O mesmo Estado que, através do
seu segundo representante máximo (o presidente da Assembleia da República),
considera que não deve verificar a morada dos senhores deputados, é o mesmo
Estado que faz tudo o que está ao seu alcance para esmifrar (é a palavra
cada vez mais certa) fiscalmente o cidadão de classe média do setor privado. Cobrando impostos, taxas, multas, coimas e tudo o que tiver à mão para angariar
receita que pague o monstro que dá pelo nome de despesa pública — a qual
ninguém está interessado em reduzir. Provocando um ambiente de medo de qualquer
ação da administração fiscal e contributiva. E, mais importante do que isso,
invertendo o ónus da prova no que à Justiça Tributária diz respeito para que o
cidadão de classe média não tenha outra alternativa senão pagar, pagar, pagar e
pagar tudo o que o Estado exige. Mesmo para reclamar judicialmente seja o que
for, não tem outra solução senão pagar — no caso, uma caução do valor que
pretende impugnar. É assim que se consegue bater recordes de ano para ano sobre
o peso da carga fiscal na economia — já vai em
37% do PIB –, apesar dos desmentidos de
António Costa.
Esta é uma realidade que não
abrange os senhores deputados não conhecem. Até porque, como o Observador noticiou em
abril a propósito dos recibos de vencimento divulgados pelo deputado Ascenso
Simões (PS), cerca de 47% do rendimento bruto daquele deputado de Vila Real
(com casa em Lisboa) corresponde a ajudas de custo e a três subsídios de
deslocação estão isentos de impostos. O ato público do deputado socialista
custou-lhe críticas dos pares mas fez mais pela transparência do Parlamento do que muitas outras anunciadas com pompa e circunstância.

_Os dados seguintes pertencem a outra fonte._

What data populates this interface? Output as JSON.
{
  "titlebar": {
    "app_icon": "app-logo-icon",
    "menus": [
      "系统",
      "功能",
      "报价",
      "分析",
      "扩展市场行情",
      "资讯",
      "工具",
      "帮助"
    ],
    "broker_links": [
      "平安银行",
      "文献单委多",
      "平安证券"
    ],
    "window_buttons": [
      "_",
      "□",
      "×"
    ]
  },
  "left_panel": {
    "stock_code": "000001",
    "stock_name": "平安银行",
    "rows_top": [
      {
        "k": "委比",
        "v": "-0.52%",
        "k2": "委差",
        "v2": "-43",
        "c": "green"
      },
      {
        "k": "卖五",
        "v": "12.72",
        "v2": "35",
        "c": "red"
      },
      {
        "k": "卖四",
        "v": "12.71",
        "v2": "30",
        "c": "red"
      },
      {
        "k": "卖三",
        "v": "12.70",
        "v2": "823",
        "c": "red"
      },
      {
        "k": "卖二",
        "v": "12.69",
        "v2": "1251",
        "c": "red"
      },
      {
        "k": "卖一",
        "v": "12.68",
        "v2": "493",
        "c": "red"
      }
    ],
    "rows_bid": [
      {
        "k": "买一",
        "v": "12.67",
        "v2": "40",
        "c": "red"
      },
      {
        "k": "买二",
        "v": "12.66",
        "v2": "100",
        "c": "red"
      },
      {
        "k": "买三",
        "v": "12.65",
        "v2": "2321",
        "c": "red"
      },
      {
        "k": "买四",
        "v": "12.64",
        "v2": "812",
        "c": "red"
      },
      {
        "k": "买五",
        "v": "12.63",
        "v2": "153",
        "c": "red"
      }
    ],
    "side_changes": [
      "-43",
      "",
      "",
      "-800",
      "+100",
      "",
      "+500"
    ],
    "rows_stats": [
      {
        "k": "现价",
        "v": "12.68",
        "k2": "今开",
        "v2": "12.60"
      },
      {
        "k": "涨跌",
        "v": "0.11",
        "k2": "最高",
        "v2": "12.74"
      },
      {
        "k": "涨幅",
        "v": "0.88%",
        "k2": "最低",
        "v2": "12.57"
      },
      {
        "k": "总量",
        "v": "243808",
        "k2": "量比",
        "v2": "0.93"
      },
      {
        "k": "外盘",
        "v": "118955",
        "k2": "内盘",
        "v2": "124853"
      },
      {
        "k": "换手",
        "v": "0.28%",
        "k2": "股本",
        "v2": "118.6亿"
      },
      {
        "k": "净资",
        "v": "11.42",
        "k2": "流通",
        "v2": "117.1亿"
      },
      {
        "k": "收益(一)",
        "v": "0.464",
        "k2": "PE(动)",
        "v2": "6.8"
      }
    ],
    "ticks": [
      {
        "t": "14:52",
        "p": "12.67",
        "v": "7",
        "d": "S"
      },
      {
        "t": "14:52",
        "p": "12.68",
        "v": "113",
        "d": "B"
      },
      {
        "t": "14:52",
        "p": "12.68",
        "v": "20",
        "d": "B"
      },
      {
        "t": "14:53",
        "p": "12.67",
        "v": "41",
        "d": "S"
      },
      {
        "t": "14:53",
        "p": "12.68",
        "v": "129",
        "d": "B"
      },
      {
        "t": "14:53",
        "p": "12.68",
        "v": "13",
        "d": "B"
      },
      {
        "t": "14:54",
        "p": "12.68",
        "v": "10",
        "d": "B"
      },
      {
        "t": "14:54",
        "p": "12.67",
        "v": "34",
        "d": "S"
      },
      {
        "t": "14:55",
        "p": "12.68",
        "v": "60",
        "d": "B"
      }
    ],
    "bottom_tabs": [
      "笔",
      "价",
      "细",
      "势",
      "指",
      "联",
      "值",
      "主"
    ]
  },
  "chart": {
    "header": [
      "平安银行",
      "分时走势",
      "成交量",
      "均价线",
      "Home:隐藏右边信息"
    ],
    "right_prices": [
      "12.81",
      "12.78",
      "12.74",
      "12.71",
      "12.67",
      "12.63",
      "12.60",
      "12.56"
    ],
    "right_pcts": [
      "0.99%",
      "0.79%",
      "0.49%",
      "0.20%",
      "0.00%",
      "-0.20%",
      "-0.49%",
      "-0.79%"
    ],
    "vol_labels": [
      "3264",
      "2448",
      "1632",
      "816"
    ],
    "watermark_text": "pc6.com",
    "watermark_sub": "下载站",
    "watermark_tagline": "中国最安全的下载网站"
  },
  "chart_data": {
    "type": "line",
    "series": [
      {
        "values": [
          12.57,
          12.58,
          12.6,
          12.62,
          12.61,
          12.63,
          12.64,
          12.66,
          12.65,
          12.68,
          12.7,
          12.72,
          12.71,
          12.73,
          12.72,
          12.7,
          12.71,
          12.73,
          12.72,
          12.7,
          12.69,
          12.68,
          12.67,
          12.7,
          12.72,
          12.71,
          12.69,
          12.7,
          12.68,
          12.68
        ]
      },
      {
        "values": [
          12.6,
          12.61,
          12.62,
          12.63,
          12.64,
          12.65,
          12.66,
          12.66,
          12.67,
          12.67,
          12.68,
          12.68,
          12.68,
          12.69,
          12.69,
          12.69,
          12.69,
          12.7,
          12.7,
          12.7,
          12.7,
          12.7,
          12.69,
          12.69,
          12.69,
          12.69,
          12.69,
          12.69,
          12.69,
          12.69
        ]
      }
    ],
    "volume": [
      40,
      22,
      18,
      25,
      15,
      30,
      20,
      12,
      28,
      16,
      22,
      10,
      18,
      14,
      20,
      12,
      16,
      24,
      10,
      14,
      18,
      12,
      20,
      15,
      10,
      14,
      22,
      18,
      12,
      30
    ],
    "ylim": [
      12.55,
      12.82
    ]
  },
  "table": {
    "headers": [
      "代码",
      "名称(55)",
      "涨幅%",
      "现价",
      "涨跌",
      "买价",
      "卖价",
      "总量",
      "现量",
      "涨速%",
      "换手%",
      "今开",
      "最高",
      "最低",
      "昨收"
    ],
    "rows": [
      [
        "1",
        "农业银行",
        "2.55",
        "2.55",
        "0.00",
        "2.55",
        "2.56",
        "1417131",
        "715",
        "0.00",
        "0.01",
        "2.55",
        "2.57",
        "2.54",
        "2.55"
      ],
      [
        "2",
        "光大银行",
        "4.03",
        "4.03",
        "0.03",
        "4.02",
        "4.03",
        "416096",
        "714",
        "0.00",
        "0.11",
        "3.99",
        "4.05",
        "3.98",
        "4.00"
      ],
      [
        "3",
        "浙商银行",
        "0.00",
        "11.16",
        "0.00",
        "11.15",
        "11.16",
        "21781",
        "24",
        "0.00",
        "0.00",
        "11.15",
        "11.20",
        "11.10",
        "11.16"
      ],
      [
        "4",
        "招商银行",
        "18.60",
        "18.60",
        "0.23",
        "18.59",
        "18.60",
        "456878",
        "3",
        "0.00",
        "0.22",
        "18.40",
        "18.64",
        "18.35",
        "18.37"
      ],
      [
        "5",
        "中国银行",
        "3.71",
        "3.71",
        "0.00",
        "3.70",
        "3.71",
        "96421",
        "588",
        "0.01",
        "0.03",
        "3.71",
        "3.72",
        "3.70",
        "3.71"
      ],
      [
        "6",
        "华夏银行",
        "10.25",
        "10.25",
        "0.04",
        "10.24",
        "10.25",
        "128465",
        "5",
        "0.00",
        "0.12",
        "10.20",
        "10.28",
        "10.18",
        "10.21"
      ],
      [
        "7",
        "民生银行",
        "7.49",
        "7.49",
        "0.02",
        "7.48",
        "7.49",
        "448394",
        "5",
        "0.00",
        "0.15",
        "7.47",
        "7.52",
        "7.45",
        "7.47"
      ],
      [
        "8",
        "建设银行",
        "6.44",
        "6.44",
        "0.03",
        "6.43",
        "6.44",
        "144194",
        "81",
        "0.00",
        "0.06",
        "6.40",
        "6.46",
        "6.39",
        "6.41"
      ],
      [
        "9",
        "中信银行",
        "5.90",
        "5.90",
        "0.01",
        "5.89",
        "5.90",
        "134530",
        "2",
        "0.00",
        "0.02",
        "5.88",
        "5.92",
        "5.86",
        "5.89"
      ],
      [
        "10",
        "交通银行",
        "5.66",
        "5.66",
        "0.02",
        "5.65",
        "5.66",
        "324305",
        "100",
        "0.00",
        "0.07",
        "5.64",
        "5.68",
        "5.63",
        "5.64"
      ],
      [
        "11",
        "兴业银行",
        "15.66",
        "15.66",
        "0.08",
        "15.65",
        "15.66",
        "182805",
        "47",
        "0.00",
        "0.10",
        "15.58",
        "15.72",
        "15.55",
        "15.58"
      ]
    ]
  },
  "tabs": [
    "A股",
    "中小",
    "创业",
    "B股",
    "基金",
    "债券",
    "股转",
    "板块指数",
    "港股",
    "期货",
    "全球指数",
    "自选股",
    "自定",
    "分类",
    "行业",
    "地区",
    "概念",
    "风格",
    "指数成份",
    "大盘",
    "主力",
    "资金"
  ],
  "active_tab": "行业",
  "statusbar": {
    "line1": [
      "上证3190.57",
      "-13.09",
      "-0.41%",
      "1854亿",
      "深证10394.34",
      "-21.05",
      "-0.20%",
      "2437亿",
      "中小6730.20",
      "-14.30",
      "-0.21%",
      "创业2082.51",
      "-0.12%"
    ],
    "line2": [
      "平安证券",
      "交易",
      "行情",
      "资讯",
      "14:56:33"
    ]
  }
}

Porque estes dois pesos e duas
medidas são, de facto, uma das maiores causas da quebra da confiança entre
representados e representantes e, em última instância, são um dos maiores
convites possíveis a um crescimento ainda mais sustentável da abstenção e ao
aparecimento de partidos populistas com real poder eleitoral.
Viver na periferia da Europa não
significa imunidade ao fenómeno populista. Significa apenas que, como tudo
o resto, chegará tarde e a más horas. Mas chegará.